What other reviewers think:
NPR: "Straub plays [the set-up] for its cinematic screwball potential, a slightly forced effervescent sensibility infused with nice touches of wisdom and warmth. It's more charming than her first novel, Laura Lamont's Life in Pictures, though it features a similarly predictable narrative arc-–in this case, beginning and ending with a plane flight."
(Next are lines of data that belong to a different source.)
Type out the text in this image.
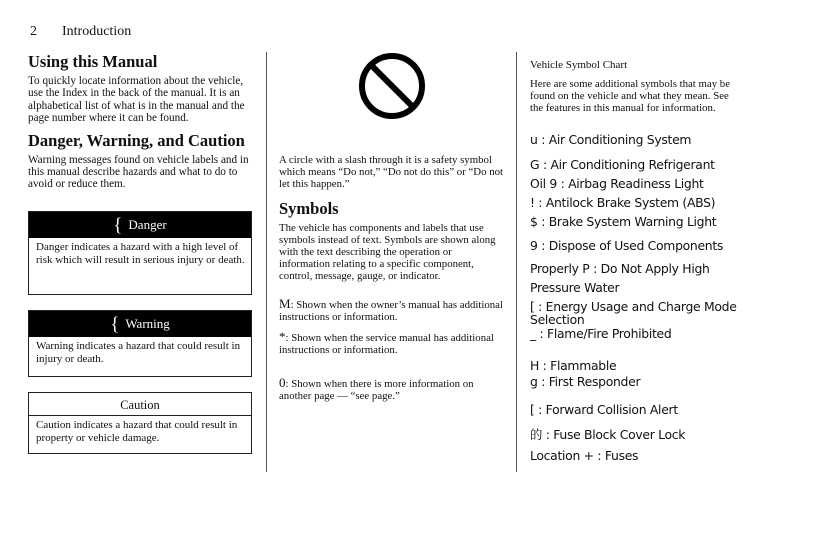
2 Introduction
Using this Manual

To quickly locate information about the vehicle, use the Index in the back of the manual. It is an alphabetical list of what is in the manual and the page number where it can be found.

Danger, Warning, and Caution

Warning messages found on vehicle labels and in this manual describe hazards and what to do to avoid or reduce them.

{ Danger
Danger indicates a hazard with a high level of risk which will result in serious injury or death.
{ Warning
Warning indicates a hazard that could result in injury or death.
Caution
Caution indicates a hazard that could result in property or vehicle damage.

A circle with a slash through it is a safety symbol which means “Do not,” “Do not do this” or “Do not let this happen.”

Symbols

The vehicle has components and labels that use symbols instead of text. Symbols are shown along with the text describing the operation or information relating to a specific component, control, message, gauge, or indicator.

M: Shown when the owner’s manual has additional instructions or information.

*: Shown when the service manual has additional instructions or information.

0: Shown when there is more information on another page — “see page.”

Vehicle Symbol Chart

Here are some additional symbols that may be found on the vehicle and what they mean. See the features in this manual for information.

u : Air Conditioning System
G : Air Conditioning Refrigerant
Oil 9 : Airbag Readiness Light
! : Antilock Brake System (ABS)
$ : Brake System Warning Light
9 : Dispose of Used Components
Properly P : Do Not Apply High
Pressure Water
[ : Energy Usage and Charge Mode
Selection
_ : Flame/Fire Prohibited
H : Flammable
g : First Responder
[ : Forward Collision Alert
的 : Fuse Block Cover Lock
Location + : Fuses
The New Republic: "It's rare to find a novel that seeks joy for its protagonists but doesn't tack a saccharine bow on every interaction. The Vacationers is that rare novel."

Who wrote it?
The Vacationers is Emma Straub’s second novel. Prior to publishing her first novel, Laura Lamont’s Life in Pictures, Straub published a book of short stories entitled Other People We Married. A staff writer for Rookie, Straub has also been published in publications such as Tin House and The New York Times.

Who will read it?
Readers who gravitate to literary fiction written in spare, clean prose. Also, those who enjoy reading about New York denizens and their domestic upheavals.

Opening lines:
“Leaving always came as a surprise, no matter how long the dates had been looming on the calendar. Jim had packed his suitcase the night before, but now, moments before their scheduled departure, he was wavering.”

Notable passage:
“The house was exactly what Franny liked: beautiful and in the middle of nowhere. It was the sort of quirk that used to be charming--they’d go to some exotic foreign land, or to a boundless state like Wyoming, but without fail, the rental Franny had chosen would always be just far enough away from everything else that it was exactly like being at home, only with a different backdrop strung behind them.”

Rating, out of ten:
8. Despite a sometimes overly-affirming narrative, the novel offers humorous, thoughtful, and well-delivered insights into the complications of family life.